For goods, the EU tends to impose higher tariffs on U.S. exports than the U.S. does on EU exports. For example, the EU applies a 10% tariff on U.S. passenger car imports, while the U.S. charges just 2.5% on EU cars. However, the U.S. counters this with a much higher 25% tariff on pickup trucks from the EU (and most other countries), which protects its domestic truck market. On average, though, the EU’s tariffs on U.S. goods are slightly higher—around 4-6%—compared to the U.S. average of 3-4% on EU goods. This difference has been a point of contention, especially in industries like automotive and agriculture, where the EU also restricts U.S. exports through non-tariff barriers like stringent regulations on things like meat and dairy.

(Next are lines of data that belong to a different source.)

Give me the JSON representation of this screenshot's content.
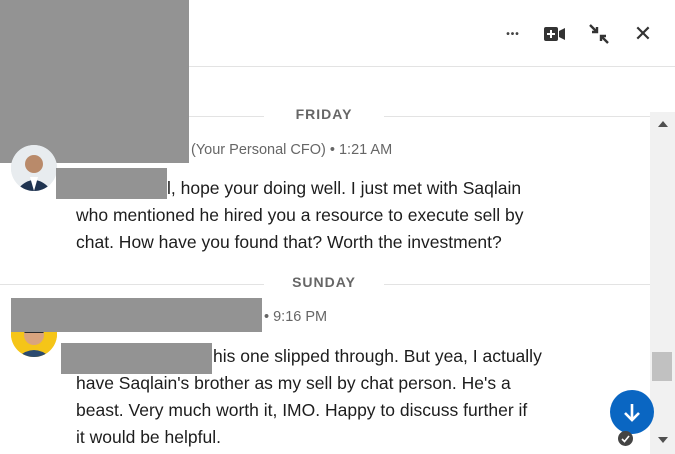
{
  "header": {
    "actions": [
      {
        "name": "more-options",
        "icon": "ellipsis-icon"
      },
      {
        "name": "video-call",
        "icon": "video-plus-icon"
      },
      {
        "name": "minimize",
        "icon": "collapse-arrows-icon"
      },
      {
        "name": "close",
        "icon": "close-icon"
      }
    ],
    "more_glyph": "•••",
    "close_glyph": "✕"
  },
  "conversation": {
    "days": [
      {
        "label": "FRIDAY"
      },
      {
        "label": "SUNDAY"
      }
    ],
    "messages": [
      {
        "sender_suffix": "(Your Personal CFO) • 1:21 AM",
        "lines": [
          "l, hope your doing well. I just met with Saqlain",
          "who mentioned he hired you a resource to execute sell by",
          "chat. How have you found that? Worth the investment?"
        ]
      },
      {
        "sender_suffix": "• 9:16 PM",
        "lines": [
          "his one slipped through. But yea, I actually",
          "have Saqlain's brother as my sell by chat person. He's a",
          "beast. Very much worth it, IMO. Happy to discuss further if",
          "it would be helpful."
        ]
      }
    ]
  },
  "colors": {
    "brand_blue": "#0a66c2",
    "redaction_gray": "#939393",
    "avatar_yellow": "#f5c518"
  }
}
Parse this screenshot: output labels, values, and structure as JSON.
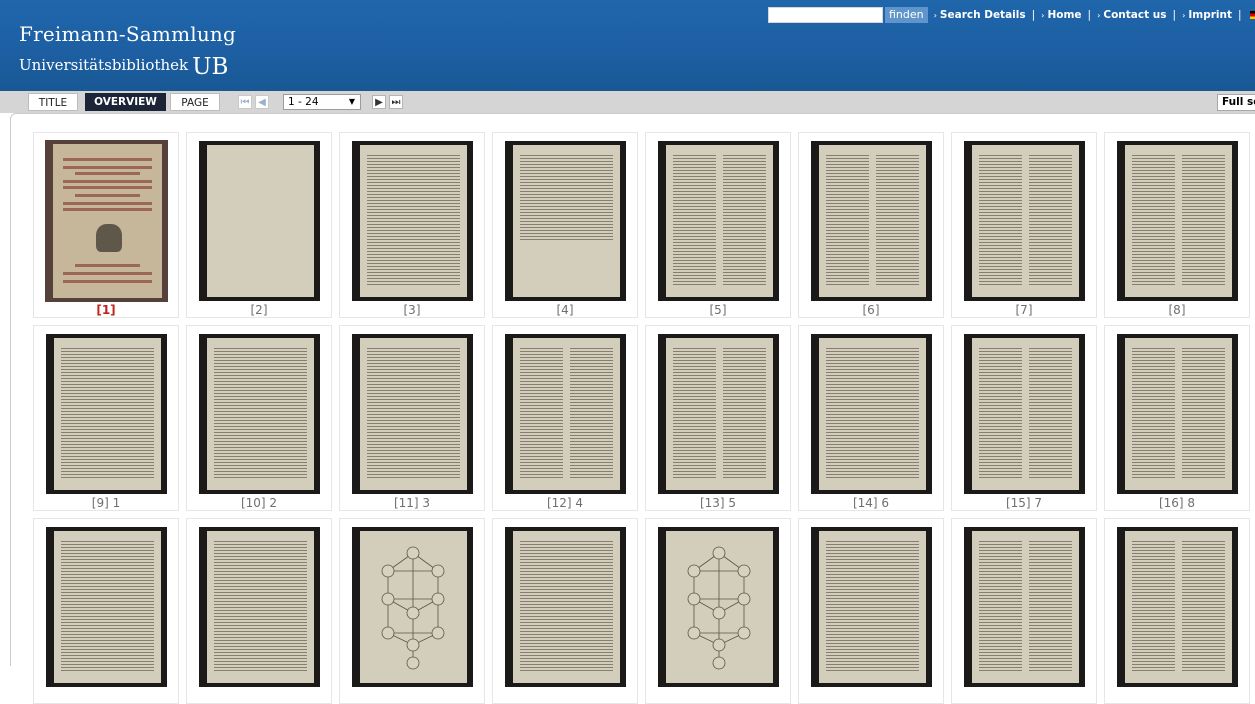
{
  "header": {
    "title": "Freimann-Sammlung",
    "subtitle": "Universitätsbibliothek",
    "subtitle_ub": "UB"
  },
  "topbar": {
    "search_value": "",
    "search_button": "finden",
    "links": [
      "Search Details",
      "Home",
      "Contact us",
      "Imprint"
    ],
    "separator": "|",
    "arrow": "›",
    "flag_icon": "german-flag-icon"
  },
  "toolbar": {
    "tabs": [
      "TITLE",
      "OVERVIEW",
      "PAGE"
    ],
    "active_tab": "OVERVIEW",
    "pager_value": "1 - 24",
    "fullscreen_label": "Full screen",
    "icons": {
      "first": "⏮",
      "prev": "◀",
      "next": "▶",
      "last": "⏭",
      "caret": "▼"
    }
  },
  "thumbnails": [
    {
      "label": "[1]",
      "selected": true,
      "kind": "title-page"
    },
    {
      "label": "[2]",
      "kind": "blank"
    },
    {
      "label": "[3]",
      "kind": "text"
    },
    {
      "label": "[4]",
      "kind": "text-short"
    },
    {
      "label": "[5]",
      "kind": "text-two"
    },
    {
      "label": "[6]",
      "kind": "text-two"
    },
    {
      "label": "[7]",
      "kind": "text-two"
    },
    {
      "label": "[8]",
      "kind": "text-two"
    },
    {
      "label": "[9] 1",
      "kind": "text"
    },
    {
      "label": "[10] 2",
      "kind": "text"
    },
    {
      "label": "[11] 3",
      "kind": "text"
    },
    {
      "label": "[12] 4",
      "kind": "text-two"
    },
    {
      "label": "[13] 5",
      "kind": "text-two"
    },
    {
      "label": "[14] 6",
      "kind": "text"
    },
    {
      "label": "[15] 7",
      "kind": "text-two"
    },
    {
      "label": "[16] 8",
      "kind": "text-two"
    },
    {
      "label": "",
      "kind": "text"
    },
    {
      "label": "",
      "kind": "text"
    },
    {
      "label": "",
      "kind": "tree"
    },
    {
      "label": "",
      "kind": "text"
    },
    {
      "label": "",
      "kind": "tree"
    },
    {
      "label": "",
      "kind": "text"
    },
    {
      "label": "",
      "kind": "text-two"
    },
    {
      "label": "",
      "kind": "text-two"
    }
  ]
}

That said, the picture changes when you include services, not just goods. The U.S. enjoys a significant trade surplus with the EU in services—think finance, tech, and intellectual property—while the EU has a surplus in goods. Overall, the trade relationship is more balanced than the goods-only tariff numbers suggest, with the total imbalance hovering around 3% of their trade volume, or roughly $50 billion, depending on the year.
Recent news highlights this tension. In February 2025, U.S. President Donald Trump announced plans for 25% tariffs on EU goods, arguing the EU has been “unfair” and pointing to the goods deficit. The EU has pushed back, calling these measures unjustified and threatening retaliation, while also offering to negotiate lower tariffs, like reducing its 10% car tariff to match the U.S. 2.5%. Historically, both sides have kept tariffs low—averaging under 4%—since they’re bound by World Trade Organization rules, but sector-specific differences fuel the perception of imbalance.
So, yes, there’s an imbalance in tariffs for certain goods, but it’s exaggerated when you ignore services and the broader trade context. Both sides have their protectionist quirks—EU car tariffs and U.S. truck tariffs being prime examples—and the real story is more about political leverage than pure economics.
As
@Wheels notes, I frankly think VAT, at least with respect to competitive goods (autos for instance), is the real culprit. I think that unfair charging practice sometimes is lost upon Europeans because it is part of the EU economic system, rather than a specific targeted import charge.